Yeah I've been using a Mac for work for about a year now and that's where I got into hyper key stuff via karabiner. In case it's similar to yours, my desired config is basically:

  1. Tap capslock for escape
  2. Hold capslock for hyper = win+shift+ctrl+alt
  3. Except for special keys: hjkl, ui, pn, which emit arrows, pgUp/Down, home/end respectively - such that <modifier>+capslock+<special key> also "passes through" any extra modifiers as well, as if I'd pressed <modifier>+<special key mapping>

Porting that to Windows has been more tricky than I'd expected. Using ahk for my particular use case didn't end up working exactly as I'd wanted, so I moved to Kanata for just the key remapping + ahk for doing anything else with those keys.

I've found that when I was first setting up both ahk and Kanata that I'd accidentally activate FWM any time I'd press capslock.
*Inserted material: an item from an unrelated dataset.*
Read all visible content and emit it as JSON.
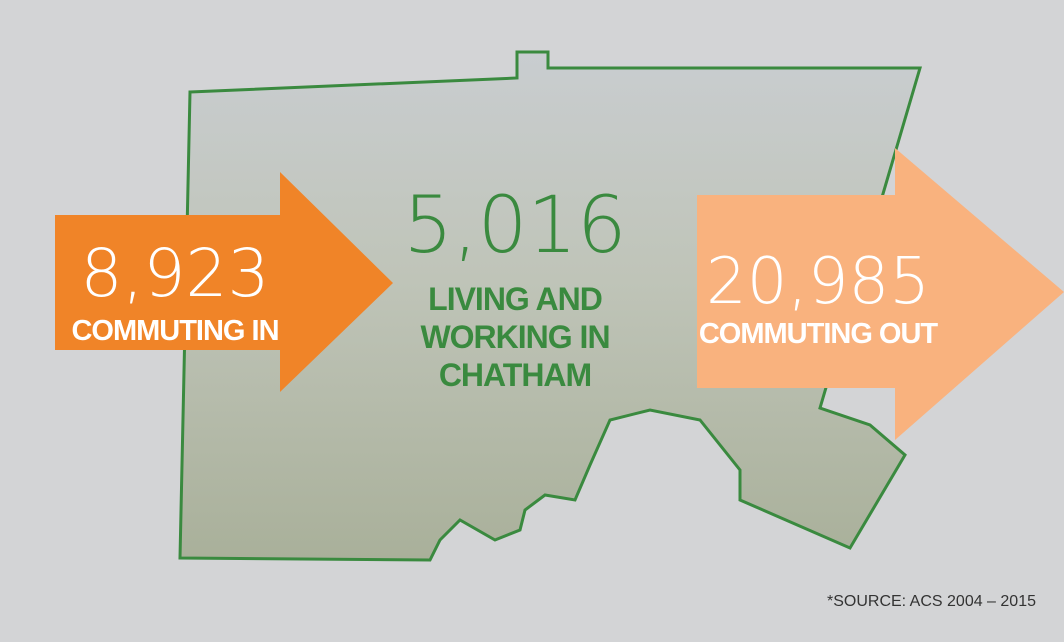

However - and I unfortunately can't remember exactly how - I was able to get past that problem. Perhaps I had to ensure that either ahk or Kanata were started as admin? Try that if you haven't already.

I'm gonna edit this comment with a link to my old ahk config and my post on Kanata's repo where I asked and received help for my personal approach to caps lock hyper key, lemme know if they help.


Strangely, even though I've fixed the accidental fwm activation, FancyWM is the only application that can somehow "see through" the remapping, which means that if capslock+h = left arrow, and I do:

  1. win+shift -> activate fwm
  2. capslock+h -> left

FancyWM does not receive a left but in fact does receive a capslock+h! Which is remarkable because Windows itself and the rest of the UI of the system or any app thinks I pressed left as intended. Very strange!

--_

github-actions[bot] commented 7 months ago

This issue is stale because it has been open for 14 days with no activity.

github-actions[bot] commented 6 months ago

This issue was closed because it has been inactive for 14 days since being marked as stale.